Every February the homeowners in my suburban neighbourhood place their garden clippings on the street for municipal pick up. In a short-lived piece of street theatre, these piles and bundles of branches, sticks and twigs inhabit the boulevards for a few brief weeks and then disappear. This project records these bundles in documentary and altered images and creates a connection between this annual event and the disconnect to nature that underpins our urban lives.

 

I began photographing these street bundles because they have such character – exhibiting so clearly the level of enthusiasm and care of the gardener that created them. Whilst steeped in the everyday, each is completely unique, as they record a spilling over from private households into the public sphere in the urban landscape. My photographs also inevitably reveal something of the houses behind the bundles, raising questions of who lives there, and how do they live their lives?

 

At first glance these bundles reveal a positive example of sustainable citizenship, with gardeners recycling their waste to the advantage of our urban paths and parks whilst diverting it from the municipal dump.
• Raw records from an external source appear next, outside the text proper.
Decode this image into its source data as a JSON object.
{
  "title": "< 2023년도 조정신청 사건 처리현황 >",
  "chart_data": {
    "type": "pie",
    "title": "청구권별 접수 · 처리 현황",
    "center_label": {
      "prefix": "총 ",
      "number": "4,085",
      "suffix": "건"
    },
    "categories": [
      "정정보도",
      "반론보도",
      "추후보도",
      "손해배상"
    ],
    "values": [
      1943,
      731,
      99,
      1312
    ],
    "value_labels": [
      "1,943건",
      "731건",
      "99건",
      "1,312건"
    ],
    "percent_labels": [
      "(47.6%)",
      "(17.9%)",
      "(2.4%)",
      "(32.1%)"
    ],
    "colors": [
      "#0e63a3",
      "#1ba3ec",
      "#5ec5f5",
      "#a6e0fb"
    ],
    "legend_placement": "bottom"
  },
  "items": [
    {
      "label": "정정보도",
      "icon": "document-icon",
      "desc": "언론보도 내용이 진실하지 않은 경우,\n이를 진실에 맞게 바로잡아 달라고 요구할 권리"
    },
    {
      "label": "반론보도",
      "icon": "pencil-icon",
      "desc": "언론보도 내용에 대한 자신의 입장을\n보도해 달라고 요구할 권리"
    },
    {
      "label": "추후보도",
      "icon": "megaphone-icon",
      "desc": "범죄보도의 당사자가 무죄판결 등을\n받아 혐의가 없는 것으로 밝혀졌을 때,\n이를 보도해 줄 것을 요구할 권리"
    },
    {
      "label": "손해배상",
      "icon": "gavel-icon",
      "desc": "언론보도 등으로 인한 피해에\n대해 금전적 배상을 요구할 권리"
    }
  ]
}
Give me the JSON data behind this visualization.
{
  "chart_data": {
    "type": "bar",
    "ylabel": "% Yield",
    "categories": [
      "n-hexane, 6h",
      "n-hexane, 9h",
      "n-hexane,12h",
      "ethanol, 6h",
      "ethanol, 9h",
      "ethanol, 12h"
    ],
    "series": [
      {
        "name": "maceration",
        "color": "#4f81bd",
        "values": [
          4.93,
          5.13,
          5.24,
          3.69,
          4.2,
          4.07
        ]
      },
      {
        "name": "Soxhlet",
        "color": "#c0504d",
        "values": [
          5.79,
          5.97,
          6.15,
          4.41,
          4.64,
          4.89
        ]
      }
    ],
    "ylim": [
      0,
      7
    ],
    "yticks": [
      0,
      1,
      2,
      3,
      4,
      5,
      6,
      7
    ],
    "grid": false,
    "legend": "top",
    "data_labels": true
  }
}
And yet are so poignant, involving the demise of once-living branches, often covered in the buds of leaves or blossoms that will never burst forth, and sadly echoing the old-growth logging that occurs just hours away. In natural forests leaves twigs and broken branches lie where they fall to enrich the soil and feed countless organisms. But in our gardens we tidy up and remove unwanted plant matter for the sake of appearances and convenience.

 

The bundles in these images exist in a cultural and economic system based on subjugating nature. Living things have become commodities, and we have interrupted and outsourced the composting and recycling of plant matter. What was once a natural process has by necessity become a transaction between taxpayers and city authorities, involving much labour and heavy machinery to create our suburban ideal of home.

 

It is to draw attention to this tension that I alter some of the photographs by painting out the backgrounds to isolate the bundles. By removing the context and revealing each bundle as an object the project moves from the documentary to the surreal. Visually, the images move from a potentially banal photographic typology to something more mysterious. The viewer has to make sense of the image and in doing so asks, what is this? What’s going on? In that process the deeper significance of these street bundles can be discovered.